Design systems need an eval pipeline, not better documentation

The rules that actually govern a design system (which button variant in a dense layout, which token belongs on this surface, which combination quietly breaks the visual language) rarely make it into the spec. Not because designers don't know them. Because enumerating rules in the abstract is a different cognitive task than making a judgment call on a specific case.

Writing a component spec is doable. Documenting every context that spec applies to, every edge case where the rule bends, every implicit constraint a senior designer would catch instantly — that's harder. And there's no great tooling for it.

The better approach is closer to how LLM alignment works. You don't ask annotators to write rules. You show them outputs and ask which is better and why. Preferences become the model. Apply that to design: ingest the design system tokens and components, generate composition examples — real contexts, real component combinations — and have the right person evaluate them. Designer for taste and cohesion. PM for requirement fit. QA for rule violations. Each annotation adds a dimension. The rules emerge from the corpus instead of being authored upfront.

This matters because the cognitive task finally matches the work.
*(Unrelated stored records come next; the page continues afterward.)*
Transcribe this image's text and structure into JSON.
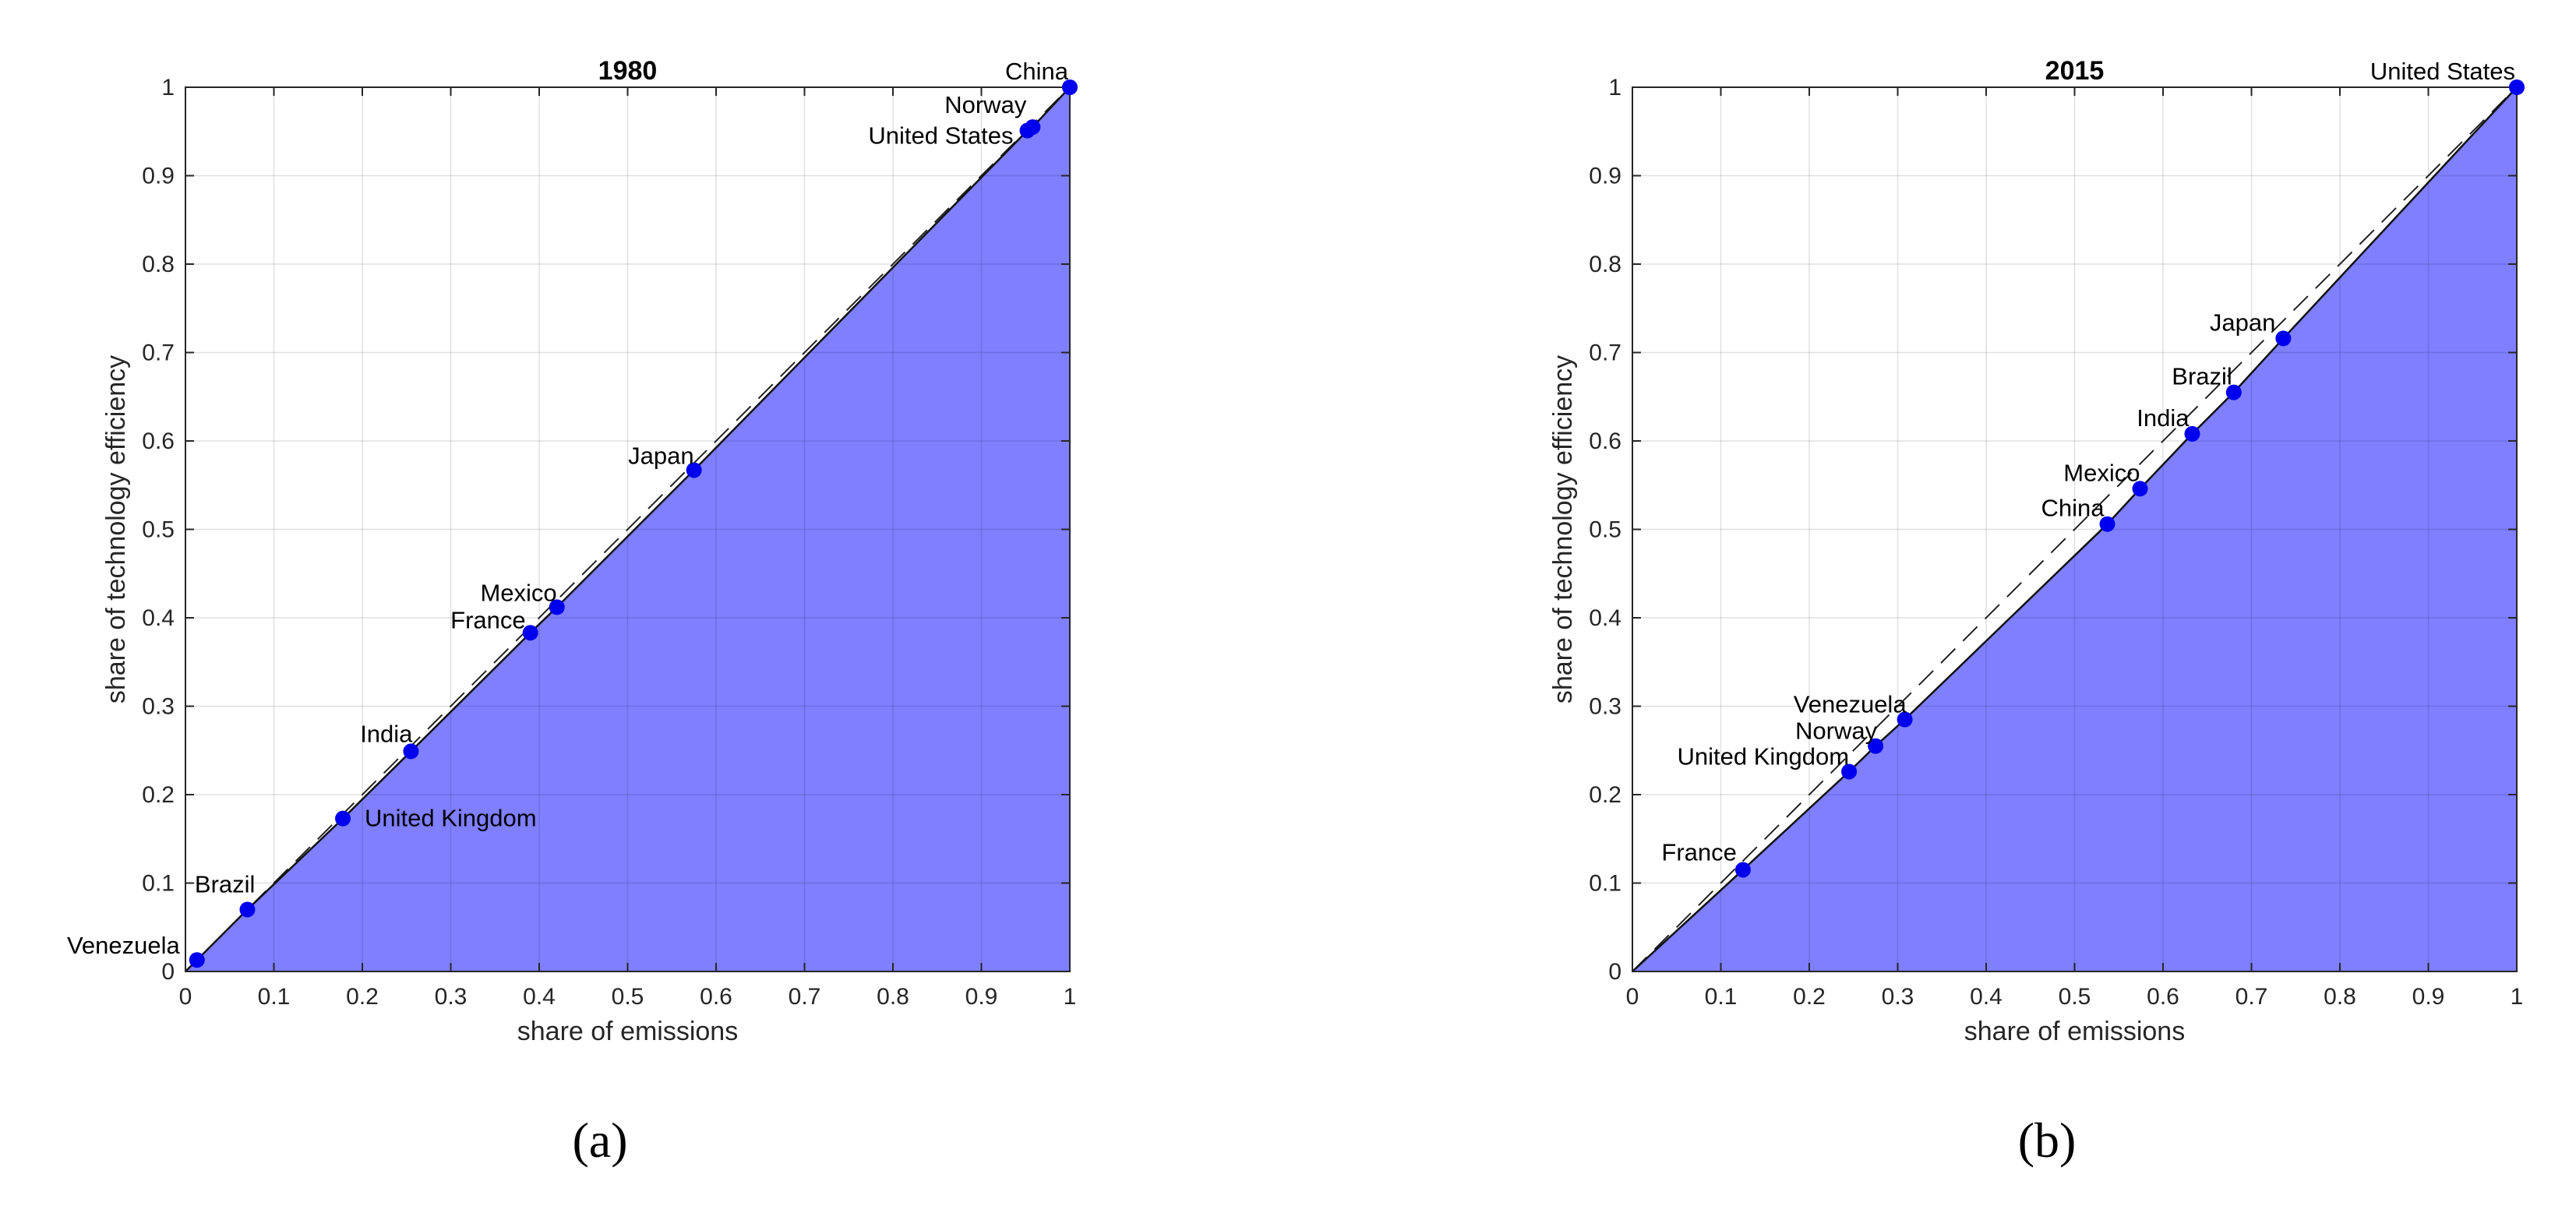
{
  "chart_data": [
    {
      "type": "area",
      "panel_label": "(a)",
      "title": "1980",
      "xlabel": "share of emissions",
      "ylabel": "share of technology efficiency",
      "xlim": [
        0,
        1
      ],
      "ylim": [
        0,
        1
      ],
      "x_ticks": [
        "0",
        "0.1",
        "0.2",
        "0.3",
        "0.4",
        "0.5",
        "0.6",
        "0.7",
        "0.8",
        "0.9",
        "1"
      ],
      "y_ticks": [
        "0",
        "0.1",
        "0.2",
        "0.3",
        "0.4",
        "0.5",
        "0.6",
        "0.7",
        "0.8",
        "0.9",
        "1"
      ],
      "grid": true,
      "fill_color": "#7f7fff",
      "point_color": "#0000ee",
      "reference_line": "dashed diagonal",
      "curve": [
        [
          0,
          0
        ],
        [
          0.013,
          0.013
        ],
        [
          0.07,
          0.07
        ],
        [
          0.178,
          0.173
        ],
        [
          0.255,
          0.249
        ],
        [
          0.39,
          0.383
        ],
        [
          0.42,
          0.412
        ],
        [
          0.575,
          0.567
        ],
        [
          0.952,
          0.951
        ],
        [
          0.958,
          0.955
        ],
        [
          1,
          1
        ]
      ],
      "points": [
        {
          "label": "Venezuela",
          "x": 0.013,
          "y": 0.013
        },
        {
          "label": "Brazil",
          "x": 0.07,
          "y": 0.07
        },
        {
          "label": "United Kingdom",
          "x": 0.178,
          "y": 0.173
        },
        {
          "label": "India",
          "x": 0.255,
          "y": 0.249
        },
        {
          "label": "France",
          "x": 0.39,
          "y": 0.383
        },
        {
          "label": "Mexico",
          "x": 0.42,
          "y": 0.412
        },
        {
          "label": "Japan",
          "x": 0.575,
          "y": 0.567
        },
        {
          "label": "United States",
          "x": 0.952,
          "y": 0.951
        },
        {
          "label": "Norway",
          "x": 0.958,
          "y": 0.955
        },
        {
          "label": "China",
          "x": 1.0,
          "y": 1.0
        }
      ]
    },
    {
      "type": "area",
      "panel_label": "(b)",
      "title": "2015",
      "xlabel": "share of emissions",
      "ylabel": "share of technology efficiency",
      "xlim": [
        0,
        1
      ],
      "ylim": [
        0,
        1
      ],
      "x_ticks": [
        "0",
        "0.1",
        "0.2",
        "0.3",
        "0.4",
        "0.5",
        "0.6",
        "0.7",
        "0.8",
        "0.9",
        "1"
      ],
      "y_ticks": [
        "0",
        "0.1",
        "0.2",
        "0.3",
        "0.4",
        "0.5",
        "0.6",
        "0.7",
        "0.8",
        "0.9",
        "1"
      ],
      "grid": true,
      "fill_color": "#7f7fff",
      "point_color": "#0000ee",
      "reference_line": "dashed diagonal",
      "curve": [
        [
          0,
          0
        ],
        [
          0.125,
          0.115
        ],
        [
          0.245,
          0.226
        ],
        [
          0.275,
          0.255
        ],
        [
          0.308,
          0.285
        ],
        [
          0.537,
          0.506
        ],
        [
          0.574,
          0.546
        ],
        [
          0.633,
          0.608
        ],
        [
          0.68,
          0.655
        ],
        [
          0.736,
          0.716
        ],
        [
          1,
          1
        ]
      ],
      "points": [
        {
          "label": "France",
          "x": 0.125,
          "y": 0.115
        },
        {
          "label": "United Kingdom",
          "x": 0.245,
          "y": 0.226
        },
        {
          "label": "Norway",
          "x": 0.275,
          "y": 0.255
        },
        {
          "label": "Venezuela",
          "x": 0.308,
          "y": 0.285
        },
        {
          "label": "China",
          "x": 0.537,
          "y": 0.506
        },
        {
          "label": "Mexico",
          "x": 0.574,
          "y": 0.546
        },
        {
          "label": "India",
          "x": 0.633,
          "y": 0.608
        },
        {
          "label": "Brazil",
          "x": 0.68,
          "y": 0.655
        },
        {
          "label": "Japan",
          "x": 0.736,
          "y": 0.716
        },
        {
          "label": "United States",
          "x": 1.0,
          "y": 1.0
        }
      ]
    }
  ]
}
Designers already do this — in Figma comments, in design critique, in the Slack message that says "that's not quite right." A generative eval pipeline just captures that signal instead of letting it evaporate.

The compounding value is the judge: once you have enough annotated examples, an LLM can evaluate new generated outputs against the accumulated rules without a human in the loop. The annotation experience is what gets you there. Design critique, structured.